Problem: this random variable is a super-complicated, nonlinear function of \( T \times D \) individual asset returns:

\[ W_T = f(R) \quad \mbox{where} \quad R = \{R_{t,j} : t = 1, \ldots, T; j = 1, \ldots, D\} \]

Example 2: portfolio modeling

If we knew the asset returns, we could evaluate this function recursively, starting with initial wealth \( W_0 \) at time \( t=0 \) and sweeping through time \( t=T \):

Starting with initial wealth \( X^{(i)}_{1, j} \) in each asset, we sweep through from \( t=1 \) to \( t=T \):

\[ \begin{aligned} X^{(f)}_{t, j} &= X^{(i)}_{t, j} \cdot (1 + R_{t,j}) &\quad \mbox{(Update each asset)} \\ W_{t} &= \sum_{j=1}^D w_{t,j} X^{(f)}_{t,j} &\quad \mbox{(Sum over assets)} \\ X^{(i)}_{t+1,j} &= w_{t+1,j} \cdot W_{t} &\quad \mbox{(Rebalance)} \\ \end{aligned} \]

Example 2: portfolio modeling

But of course, we don't know the asset returns!

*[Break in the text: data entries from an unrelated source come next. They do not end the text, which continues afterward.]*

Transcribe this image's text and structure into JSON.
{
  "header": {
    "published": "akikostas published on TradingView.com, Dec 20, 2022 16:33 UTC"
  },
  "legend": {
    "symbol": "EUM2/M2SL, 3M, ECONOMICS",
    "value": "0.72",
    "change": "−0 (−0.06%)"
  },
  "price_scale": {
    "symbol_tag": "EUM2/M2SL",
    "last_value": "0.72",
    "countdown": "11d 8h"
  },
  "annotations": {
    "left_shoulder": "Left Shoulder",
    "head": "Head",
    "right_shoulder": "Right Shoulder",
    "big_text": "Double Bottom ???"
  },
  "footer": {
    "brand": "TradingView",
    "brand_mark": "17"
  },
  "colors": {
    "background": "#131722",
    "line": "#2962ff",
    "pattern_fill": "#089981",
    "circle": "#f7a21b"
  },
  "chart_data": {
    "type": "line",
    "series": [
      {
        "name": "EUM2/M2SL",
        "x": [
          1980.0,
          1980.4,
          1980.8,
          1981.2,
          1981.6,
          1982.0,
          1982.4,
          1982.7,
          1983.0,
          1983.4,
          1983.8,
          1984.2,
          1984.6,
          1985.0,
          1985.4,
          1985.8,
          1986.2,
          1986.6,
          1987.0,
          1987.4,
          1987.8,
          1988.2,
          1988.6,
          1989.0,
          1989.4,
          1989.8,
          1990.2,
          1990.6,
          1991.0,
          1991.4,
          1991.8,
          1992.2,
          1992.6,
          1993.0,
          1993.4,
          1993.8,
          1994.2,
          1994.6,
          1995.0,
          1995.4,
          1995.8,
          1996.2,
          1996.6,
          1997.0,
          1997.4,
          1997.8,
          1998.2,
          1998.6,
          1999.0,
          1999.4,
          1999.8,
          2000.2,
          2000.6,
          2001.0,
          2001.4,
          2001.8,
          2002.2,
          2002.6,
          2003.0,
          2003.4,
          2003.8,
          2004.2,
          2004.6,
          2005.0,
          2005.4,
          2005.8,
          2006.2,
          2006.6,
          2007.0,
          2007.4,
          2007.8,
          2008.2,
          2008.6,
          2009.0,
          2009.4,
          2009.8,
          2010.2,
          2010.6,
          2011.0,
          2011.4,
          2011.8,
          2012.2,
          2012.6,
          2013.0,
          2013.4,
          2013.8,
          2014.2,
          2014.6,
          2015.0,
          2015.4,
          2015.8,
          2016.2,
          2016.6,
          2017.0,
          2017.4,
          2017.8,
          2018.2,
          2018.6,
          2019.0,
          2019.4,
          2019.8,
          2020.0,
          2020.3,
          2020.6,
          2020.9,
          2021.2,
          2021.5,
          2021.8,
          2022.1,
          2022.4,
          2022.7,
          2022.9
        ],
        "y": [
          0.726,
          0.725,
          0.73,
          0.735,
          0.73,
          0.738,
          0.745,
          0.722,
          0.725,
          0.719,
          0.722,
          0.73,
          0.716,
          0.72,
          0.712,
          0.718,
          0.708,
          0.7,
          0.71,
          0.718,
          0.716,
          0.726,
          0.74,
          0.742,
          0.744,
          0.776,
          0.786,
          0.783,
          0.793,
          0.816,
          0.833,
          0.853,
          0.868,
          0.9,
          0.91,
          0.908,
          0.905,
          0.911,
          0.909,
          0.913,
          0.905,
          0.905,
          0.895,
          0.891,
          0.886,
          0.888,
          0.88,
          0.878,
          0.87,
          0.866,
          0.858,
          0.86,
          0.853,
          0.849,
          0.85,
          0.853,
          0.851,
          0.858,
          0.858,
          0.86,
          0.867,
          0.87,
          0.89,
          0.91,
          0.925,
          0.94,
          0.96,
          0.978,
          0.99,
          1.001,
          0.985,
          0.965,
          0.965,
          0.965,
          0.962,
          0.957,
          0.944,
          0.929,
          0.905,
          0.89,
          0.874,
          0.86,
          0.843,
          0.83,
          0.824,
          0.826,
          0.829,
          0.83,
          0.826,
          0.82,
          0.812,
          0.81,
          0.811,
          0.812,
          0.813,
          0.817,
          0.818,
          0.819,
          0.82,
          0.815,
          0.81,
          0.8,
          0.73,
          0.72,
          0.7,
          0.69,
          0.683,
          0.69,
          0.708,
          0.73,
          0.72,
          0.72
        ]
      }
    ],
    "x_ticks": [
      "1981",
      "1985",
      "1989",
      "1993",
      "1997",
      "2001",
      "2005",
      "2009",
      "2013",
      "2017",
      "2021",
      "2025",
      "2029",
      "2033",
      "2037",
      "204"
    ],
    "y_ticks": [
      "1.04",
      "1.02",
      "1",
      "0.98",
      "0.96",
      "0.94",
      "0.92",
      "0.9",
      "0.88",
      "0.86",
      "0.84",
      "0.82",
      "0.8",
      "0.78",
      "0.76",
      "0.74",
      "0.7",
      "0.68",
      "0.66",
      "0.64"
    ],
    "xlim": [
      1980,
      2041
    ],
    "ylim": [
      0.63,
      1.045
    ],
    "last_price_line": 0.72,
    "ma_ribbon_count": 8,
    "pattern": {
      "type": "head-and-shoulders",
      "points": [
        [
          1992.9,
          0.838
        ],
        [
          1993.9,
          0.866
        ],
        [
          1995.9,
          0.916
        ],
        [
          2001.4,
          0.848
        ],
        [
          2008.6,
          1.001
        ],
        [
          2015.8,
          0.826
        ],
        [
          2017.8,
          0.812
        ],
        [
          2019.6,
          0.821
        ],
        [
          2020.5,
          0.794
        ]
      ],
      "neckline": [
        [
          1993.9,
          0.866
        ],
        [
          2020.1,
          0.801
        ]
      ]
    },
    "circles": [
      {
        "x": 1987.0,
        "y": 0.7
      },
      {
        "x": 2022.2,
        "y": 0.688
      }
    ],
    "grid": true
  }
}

This suggests that we should use a Monte Carlo simulation, where we repeat the following for loop many times.

For \( t = 1, \ldots, T \):

  1. Simulate \( R_t = (R_{t1}, R_{t2}, \ldots, R_{tD}) \) from the joint probability distribution of asset returns at time \( t \).
  2. Use these returns to update \( X_{j,t} \), the value of your holdings in each asset at step \( t \).
  3. Rebalance your portfolio to the target allocation.

The precise math of the update and rebalance steps are on the previous slide.

Example 2: portfolio modeling

The difficult step here is (1): simulate a high-dimensional vector of asset returns from its joint probability distribution.

  • very complicated correlation structure
  • probably not something simple like a Gaussian!

In general, using simple parametric probability models (e.g. multivariate Gaussian) to describe high-dimensional joint distributions is a very dicey proposition.

A simple approach: bootstrap resampling

Suppose we have \( M \) past samples of the asset returns, stacked in a matrix:

\[ R = \left( \begin{array}{r r r r} R_{11} & R_{12} & \cdots & R_{1D} \\ R_{21} & R_{22} & \cdots & R_{2D} \\ \vdots & && \\ R_{M1} & R_{M2} & \cdots & R_{MD} \end{array} \right) \]

where \( R_{tj} \) is the return of asset \( j \) in period \( t \).

A simple approach: bootstrap resampling

The key idea of bootstrap resampling is the following:

  • We may not be able to describe what the joint distribution \( P(R_1, \ldots, R_D) \) is.
  • But we do know that every row of this \( R \) matrix is a sample from this joint distribution.
  • So instead of sampling from some theoretical joint distribution, we will sample from the sample—i.e. we will bootstrap the past data.
  • Thus every time we need a new draw from the joint distribution \( P(R_1, \ldots, R_D) \), we randomly sample (with replacement) a single row of \( R \).

A simple approach: bootstrap resampling

Thus our Monte Carlo simulation looks like the following at each draw.

For \( t = 1, \ldots, T \):

  1. Simulate \( R_t = (R_{t1}, R_{t2}, \ldots, R_{tD}) \) by drawing a whole row, with replacement, from our matrix of past returns.
  2. Use these returns to update \( X_{j,t} \), the value of your holdings in each asset at step \( t \).
  3. Rebalance your portfolio to the target allocation.

Example

Let's go to the R code! See portfolio.R on the website.

Key discussion question

Why do we draw an entire row of \( R \) at a time?